The two colleagues, who developed their scheme earlier this year, based their efforts on links already in place between the college, schools and referral units.

The existing system, says Mr Cottrell, was uncoordinated and rarely successful. "Schools were sending kids to college for maybe a day a week on an entirely ad hoc basis, and there was no real means of checking whether they had turned up or not. No one was tracking their progress."

Close monitoring of the chosen students became a lynchpin of the new scheme. The pilot batch of 14 met lecturer Rebecca Fahy each week to discuss their work since the programme began at the start of this academic year. The teenagers are obliged to resolve problems such as lateness or non-attendance.

All but two have been excluded from school, and either attend a referral unit or have received home tuition. They come to college for anything from a day a week, for vocational training in subjects such as horticulture or car maintenance, to 16 hours to study four GCSEs.

"The key is to ensure a high quality education with a far greater status for these young people," according to Mr Vincent. The highly-structured system, with a firm top limit on numbers, prevents schools taking advantage of the system to off-load unruly pupils, he adds. "They also need a formalised support structure - they don't respond to an ad hoc approach."

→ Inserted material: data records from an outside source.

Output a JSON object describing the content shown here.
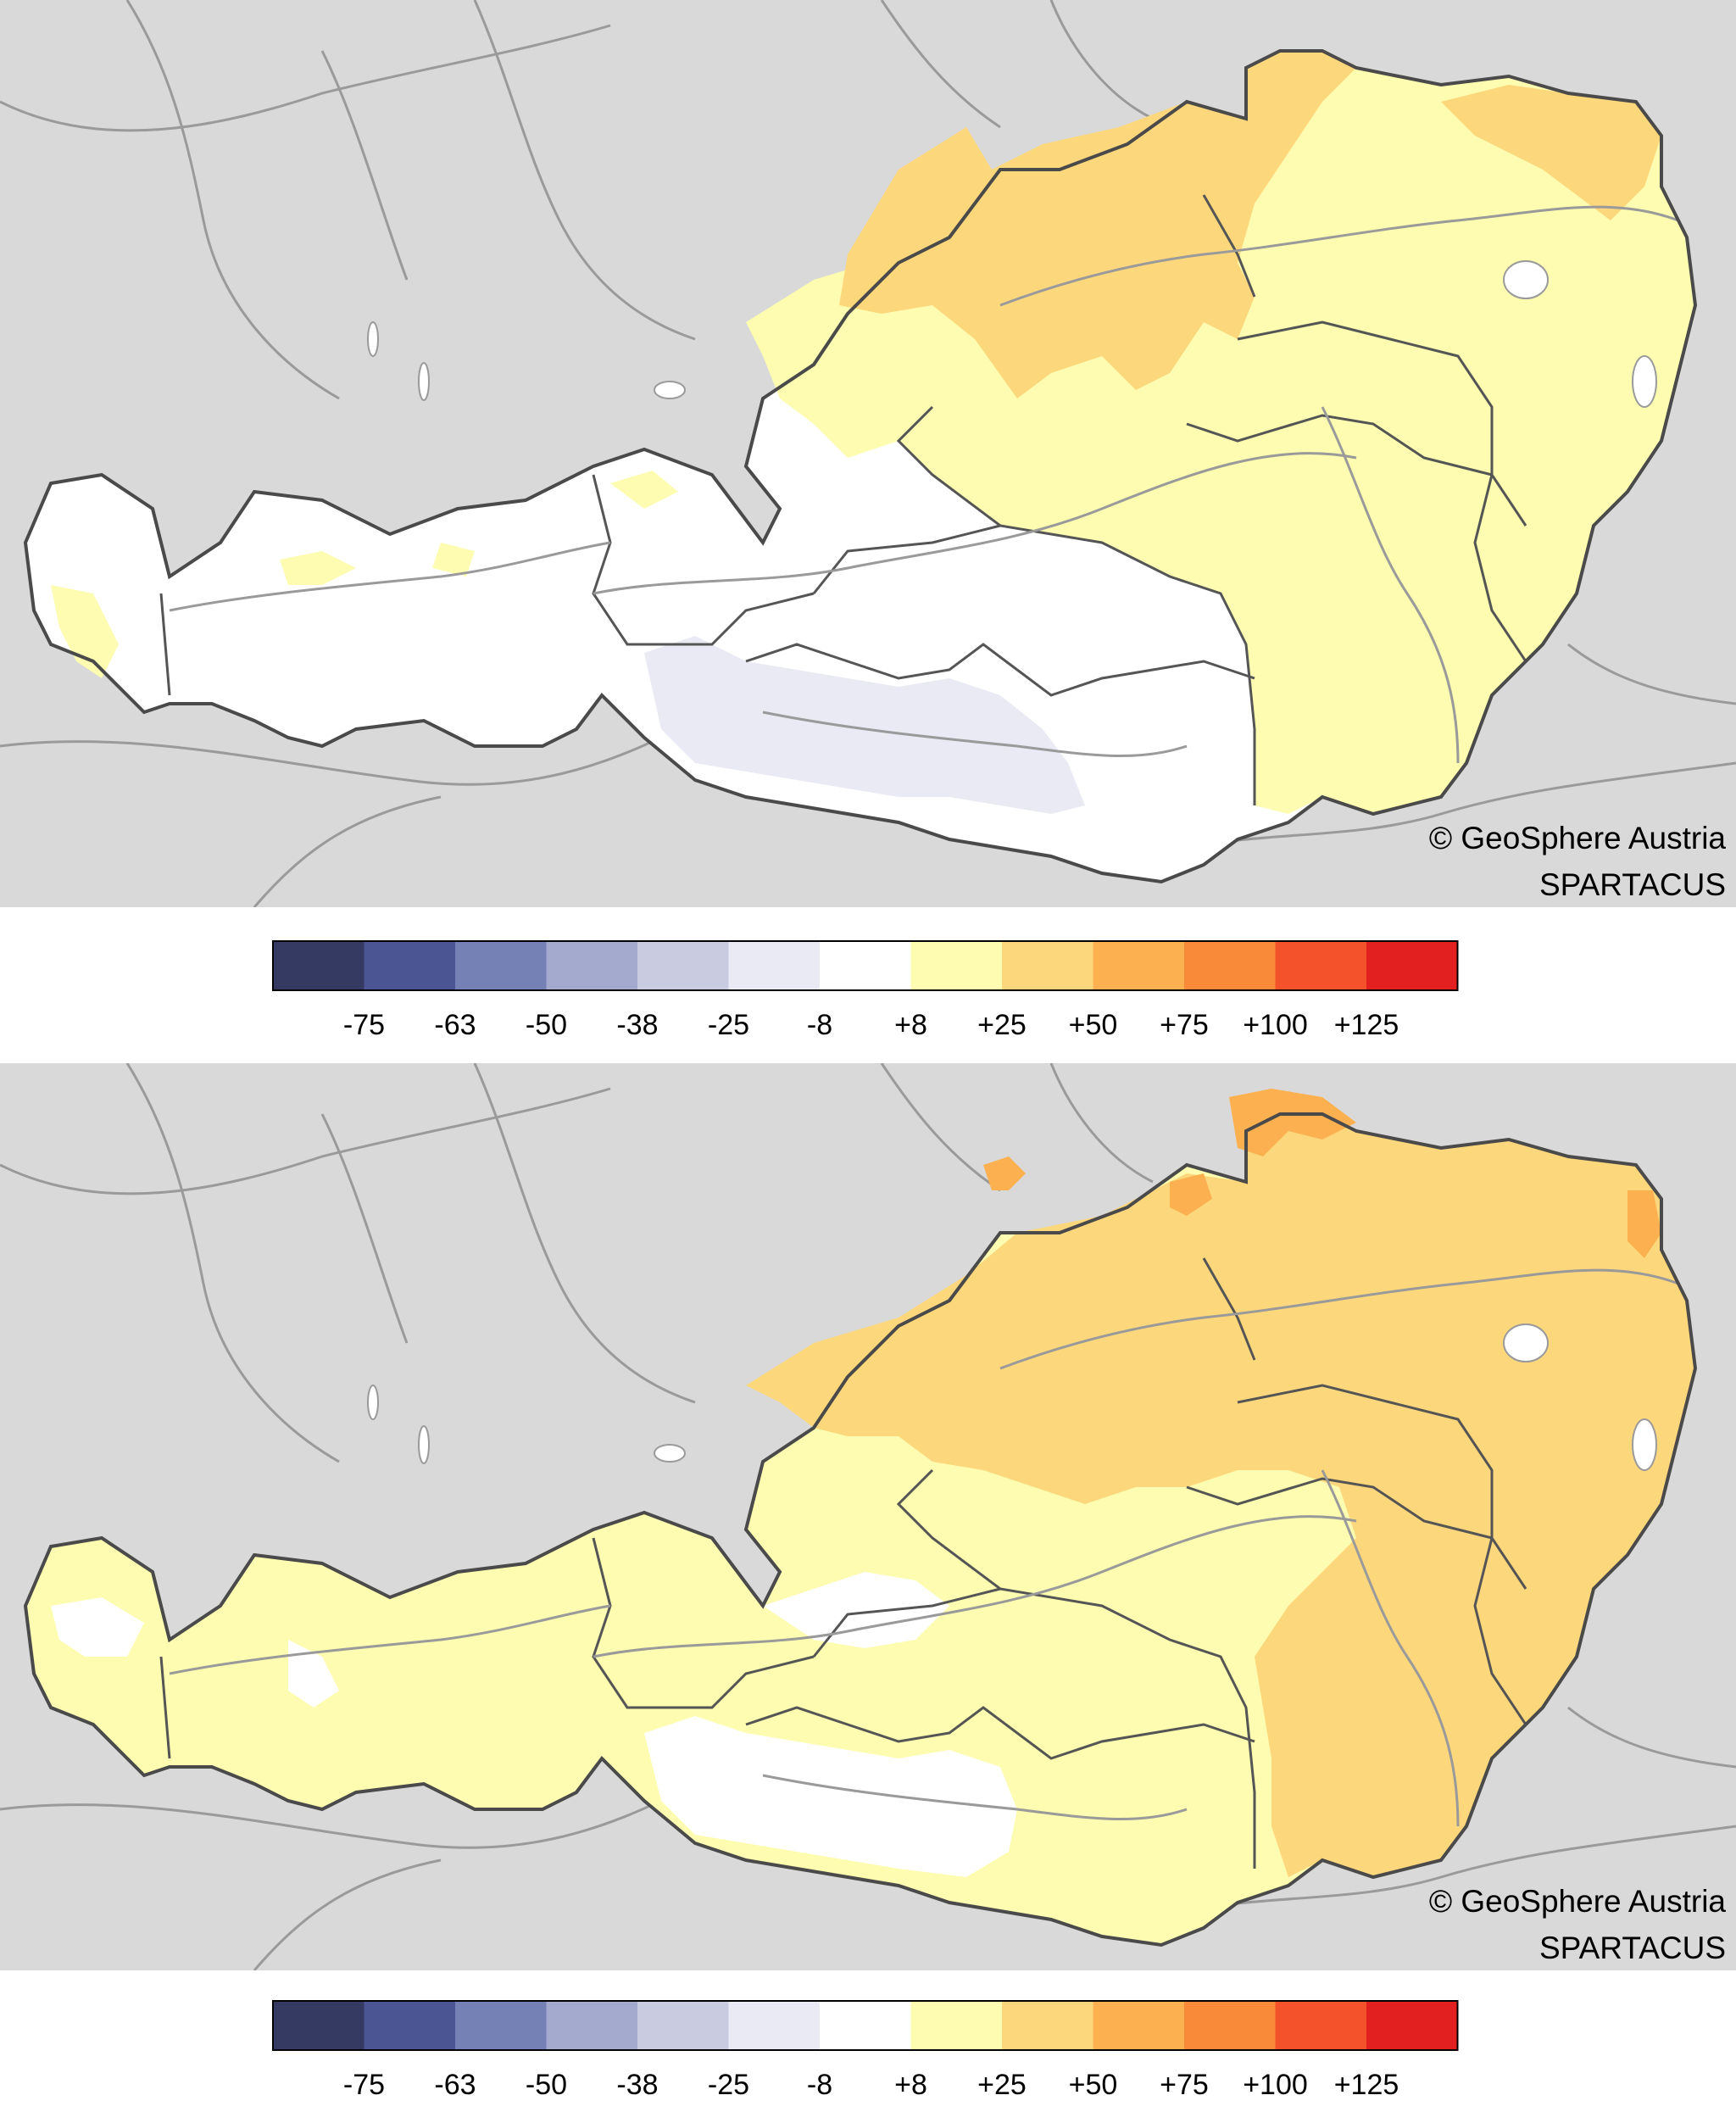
{
  "maps": [
    {
      "id": "top",
      "credit_line1": "© GeoSphere Austria",
      "credit_line2": "SPARTACUS"
    },
    {
      "id": "bottom",
      "credit_line1": "© GeoSphere Austria",
      "credit_line2": "SPARTACUS"
    }
  ],
  "legend": {
    "tick_labels": [
      "-75",
      "-63",
      "-50",
      "-38",
      "-25",
      "-8",
      "+8",
      "+25",
      "+50",
      "+75",
      "+100",
      "+125"
    ],
    "colors": [
      "#353a63",
      "#4b5593",
      "#7580b4",
      "#a4a9ce",
      "#c9cce0",
      "#e9eaf3",
      "#ffffff",
      "#fdfcb0",
      "#fdd77b",
      "#fcb050",
      "#f98a3a",
      "#f4522b",
      "#e1201f"
    ]
  },
  "region_colors": {
    "background_land": "#d9d9d9",
    "water": "#ffffff",
    "rivers": "#9a9a9a",
    "borders": "#4a4a4a"
  }
}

Unlike schemes now emerging to lure back 16 and 17-year-olds who have already vanished from the education and training world, Bridging the Gap is in the prevention camp. If teenagers can be introduced to the college environment in Year 11, the chances are they will return to continue study or training.

"We are about preparing these kids for adulthood, and changing their perception that education stops at 16," says Mr Cottrell. "All the research suggests kids who drop out before then are far more likely to turn to crime or deliquency."

The 14 pioneers of the scheme are responding confidently to the challenge, Ms Fahy says. While progress has not been entirely hitch-free - a few students have missed a lesson or two or caused minor trouble in class - the group is progressing well and even demanding more college hours.

Becky, 15, a referral unit pupil has already organised work experience at her local paper to complement a media course. Her friends, she says, are jealous that she is already at college.

Students like the relaxed college atmosphere. "Here you have more responsibility," says Kelvin Willis, 15. "This is what I think I would have preferred all through my life."